Abu couldn’t believe his eyes when his father had handed him the rifle on his birthday, nearly three months ago. Since then Abu had cleaned and cleaned the weapon and at every opportunity had practiced his long range target shooting by lying quiet and still on one side of the valley, picking off targets as small as a mongoose or partridge at a range of nearly a quarter of a mile. All the men of the valley were mightily impressed with the young eyes and steady hands of Abu. Now, after nearly three months of practice, Abu had been honoured by an invitation from the local Taliban leader to join him and a troop of his soldiers on an armed raid. Abu was pleased but he already knew his skill was exceptional so he showed no boyish excitement; instead he remained calm, composed and focused on his first mission. From his belt he took out the last clip of 5 bullets left from his birthday present and slipped the
first 78mm long shell into the chamber and slid forward the smooth bolt to lock it in place. Lying up on the hillside, in the shadow of an overhanging rock, with the sun at his back, Abu had a perfect view of the 12 man squad as it approached the old goat sheds. He had been told to always pick off the most senior officer as that would cause most confusion but the British soldiers were well spread out and it just was not possible for Abu to see the very small double stripes of the section leader from that distance. He settled the cross hairs of his telescopic sight on the man nearest to him. As the British soldier was one step from the cover of the old ruins, he reached out his arm to take the bottle of cool water being handed to him by his corporal. For just a couple of seconds the action opened up the tiny gap between the soldiers helmet and the top of his armoured waistcoat and Abu, with the lightest of touches, squeezed the trigger and the bullet entered the exposed neck of the British soldier. Mark dropped like a stone.

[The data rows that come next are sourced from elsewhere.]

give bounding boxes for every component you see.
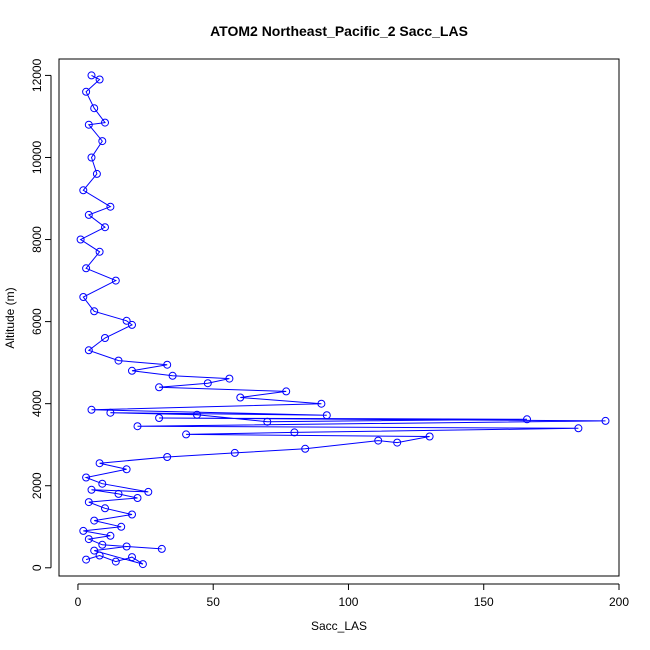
data-point bbox=[106, 202, 115, 211]
data-point bbox=[601, 416, 610, 425]
x-tick-label: 50 bbox=[207, 595, 221, 609]
data-point bbox=[87, 405, 96, 414]
data-point bbox=[230, 448, 239, 457]
data-point bbox=[111, 276, 120, 285]
data-point bbox=[374, 436, 383, 445]
data-point bbox=[79, 293, 88, 301]
data-point bbox=[117, 522, 126, 531]
data-point bbox=[290, 428, 299, 437]
y-axis: 0 2000 4000 6000 8000 10000 12000 bbox=[30, 58, 52, 571]
data-point bbox=[138, 560, 147, 569]
data-point bbox=[122, 465, 131, 474]
data-point bbox=[95, 247, 104, 256]
data-point bbox=[82, 555, 91, 564]
data-point bbox=[95, 75, 104, 84]
y-tick-label: 12000 bbox=[30, 58, 44, 92]
data-point bbox=[523, 415, 531, 424]
y-axis-label: Altitude (m) bbox=[3, 287, 17, 348]
data-point bbox=[182, 430, 191, 439]
data-point bbox=[111, 557, 120, 566]
series-line bbox=[79, 74, 606, 565]
data-point bbox=[95, 459, 104, 468]
data-point bbox=[87, 485, 96, 494]
data-point bbox=[122, 542, 131, 551]
y-tick-label: 8000 bbox=[30, 226, 44, 253]
y-tick-label: 2000 bbox=[30, 472, 44, 499]
data-point bbox=[128, 366, 136, 375]
x-tick-label: 200 bbox=[609, 595, 629, 609]
data-point bbox=[95, 551, 104, 560]
data-point bbox=[84, 210, 93, 219]
data-point bbox=[163, 453, 172, 461]
data-point bbox=[282, 387, 291, 396]
data-point bbox=[76, 235, 85, 244]
data-point bbox=[317, 399, 326, 408]
data-point bbox=[236, 393, 245, 402]
data-point bbox=[82, 264, 91, 273]
y-tick-label: 10000 bbox=[30, 140, 44, 174]
data-point bbox=[84, 120, 93, 129]
x-axis: 0 50 100 150 200 bbox=[75, 583, 629, 609]
data-point bbox=[193, 410, 201, 419]
data-layer bbox=[76, 71, 610, 569]
data-point bbox=[122, 316, 131, 325]
data-point bbox=[155, 414, 164, 422]
data-point bbox=[101, 504, 109, 513]
data-point bbox=[128, 510, 136, 519]
data-point bbox=[84, 535, 93, 544]
data-point bbox=[144, 487, 153, 496]
data-point bbox=[90, 546, 99, 555]
data-point bbox=[301, 444, 310, 453]
x-tick-label: 0 bbox=[75, 595, 82, 609]
x-tick-label: 100 bbox=[338, 595, 358, 609]
x-axis-label: Sacc_LAS bbox=[311, 619, 367, 633]
data-point bbox=[106, 408, 115, 417]
data-point bbox=[155, 383, 164, 392]
data-point bbox=[263, 417, 272, 426]
chart-title: ATOM2 Northeast_Pacific_2 Sacc_LAS bbox=[210, 23, 468, 39]
plot-frame bbox=[58, 58, 620, 577]
data-point bbox=[225, 374, 234, 383]
data-point bbox=[101, 118, 109, 127]
data-point bbox=[322, 411, 331, 420]
data-point bbox=[87, 153, 96, 162]
data-point bbox=[128, 320, 136, 329]
data-point bbox=[425, 432, 434, 441]
data-point bbox=[168, 371, 177, 380]
data-point bbox=[90, 104, 99, 113]
data-point bbox=[163, 360, 172, 369]
data-point bbox=[133, 422, 142, 431]
data-point bbox=[133, 494, 142, 502]
data-point bbox=[84, 346, 93, 355]
data-point bbox=[98, 479, 107, 488]
data-point bbox=[98, 137, 107, 146]
data-point bbox=[87, 71, 96, 80]
y-tick-label: 6000 bbox=[30, 308, 44, 335]
data-point bbox=[84, 498, 93, 507]
y-tick-label: 0 bbox=[30, 564, 44, 571]
data-point bbox=[101, 334, 109, 342]
data-point bbox=[114, 356, 123, 365]
data-point bbox=[106, 531, 115, 540]
data-point bbox=[203, 379, 212, 388]
data-point bbox=[574, 424, 583, 433]
data-point bbox=[92, 169, 101, 178]
y-tick-label: 4000 bbox=[30, 390, 44, 417]
data-point bbox=[101, 223, 109, 232]
data-point bbox=[98, 540, 107, 549]
data-point bbox=[157, 544, 166, 553]
data-point bbox=[90, 516, 99, 525]
data-point bbox=[79, 186, 88, 195]
data-point bbox=[114, 489, 123, 498]
data-point bbox=[90, 307, 99, 316]
data-point bbox=[79, 526, 88, 535]
x-tick-label: 150 bbox=[474, 595, 494, 609]
data-point bbox=[128, 553, 136, 562]
data-point bbox=[82, 87, 91, 96]
data-point bbox=[82, 473, 91, 482]
data-point bbox=[393, 438, 402, 447]
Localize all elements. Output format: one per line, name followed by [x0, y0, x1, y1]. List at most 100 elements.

Footnote: Mark had received his birthday gift from John. The same £20 Mark had sent to John for his birthday had travelled back from the London drug dealer to the Afghan farmer who had used it to buy the rifle for his son Abu’s birthday present.

Postscript: Daily Telegraph. Thursday 19th February 2011 (THE DAY AFTER THIS STORY WAS WRITTEN): Two British soldiers were killed yesterday in southern Afghanistan, the ministry of Defence has said. The servicemen, from the 3rd and 4th Battalion The Parachute Regiment were shot while patrolling an area in Helmand Province.